I use the Linux file /usr/share/dict/words
as the file full of words,
and I’ve developed another file with strings that appear in the file words
that really aren’t “words”.
The Linux file /usr/share/dict/words
is usually used as input for a spell-checker,
so it has “words” like “xvi”, Roman numerals for 14.
My Jumble Solver accepts a file of “stop words”,
words to ignore that might appear in the dictionary file.
This is a general problem, not just one with /usr/share/dict/words
.
You don’t want “the”, “a” and “an” cluttering up
possible main puzzle solutions: the Jumble authors often provide them,
as “the” above.
Solving the single-word sub-puzzles
The Jumble Solver solves an individual sub-puzzle by alphabetizing the letters in a sub-puzzle. The letters for the first sub-puzzle are “DFLIED”. Alphabetized, the letters would be “DDEFLI”.
It turns out that “FIDDLE” is the only word that has “DDEFLI” as an anagram, but there are some anagrams that have multiple words. “AEMT” has “TEAM”, “MEAT” and “META” for example.
My program has a rather ungainly input (I can’t figure out a better way):
In the image above, the Jumble Solver has performed the first level of solving: all 6 sub-puzzles have 1 word each that matches them in the above image. The current Jumble writers apparently work to have sub-puzzles with a single solution, although occasionally, they include a sub-puzzle with multiple solutions.
The consequence of sub-puzzles with multiple solutions is multiple selections of letters from which to form the Jumble’s main puzzle solution.
Solving the big, multi-word main puzzle
The solution to a jumble is a word or words composed from selected letters of the sub-puzzles. Once the Jumble Solver has determined set(s) of selected letters, the human user inputs the number of word(s) in the solution, and the size(s) of the word(s) in characters. In the exampe, 2 words, 11 and 4 characters.
This is the part that distinguishes my Jumble Solver from others found on the web. Most or all of the other Jumble helpers give suggestions for words that match a single sub-puzzle’s letters. My Jumble Solver can suggest possible answers to the Jumble’s ultimate solution.
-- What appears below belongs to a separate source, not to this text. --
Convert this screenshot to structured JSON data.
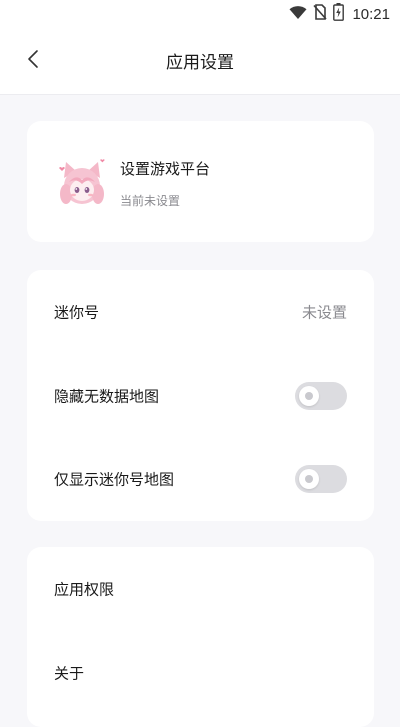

The 15 selected letters from the 6 sub-puzzles are:
a a e e e i l l m n s s s t y
Because Jumble Solver found only one word for each sub-puzzle, it has only 1 set of 15 selected letters. For each set of selected letters, the Jumble Solver creates alphabetized anagrams of each possible 11 and 4 letter subset of selected letters. It looks up those alphabetized anagrams in the main data structure. If the Jumble Sover finds word(s) matching the alphabetized anagrams, it has a solution to the main puzzle. It usually finds a number of solutions, sometimes in the hundreds. This sounds worse than it is: most alphabetized anagrams have no dictionary words associated.
This is a good Jumble for my solver: only 2 words in the solution, each of which has more than 3 letters. The second, 4-letter word, illustrates when a single alphabetized anagram matches more than one dictionary word. This problem has an 11-letter word, and a 4-letter word in the solution. The Jumble Solver finds only one 11-letter word that matches the specified letters from the sub-puzzles, but it finds 3, 4-letter words that match “AEMS” as an anagram.
Running the Jumble Solver
- Clone the github repo:
git clone https://github.com/bediger4000/jumblesolver.git
- Compile it:
cd jumblesolver; go build runserver.go
- Execute it:
./runserver -v -d /usr/share/dict/words -s ./stopwords.dat
Now switch to Firefox on the same machine and ask for it. http://localhost:8012
You’ll need a Jumble from the newspaper or the web site linked above to try it.
Don’t run this facing The Internet. I wrote it without regard to security at all. It doesn’t even do HTTPS.
Select the number of sub-puzzles, enter their letters, and check off the selected
(circled in newspaper Jumbles) letters.
Click Unjumble Words
to solve the sub-puzzles.
Enter the number of words in the main puzzle, and their sizes.
Click Solve
and enjoy the benefits of artificial intelligence.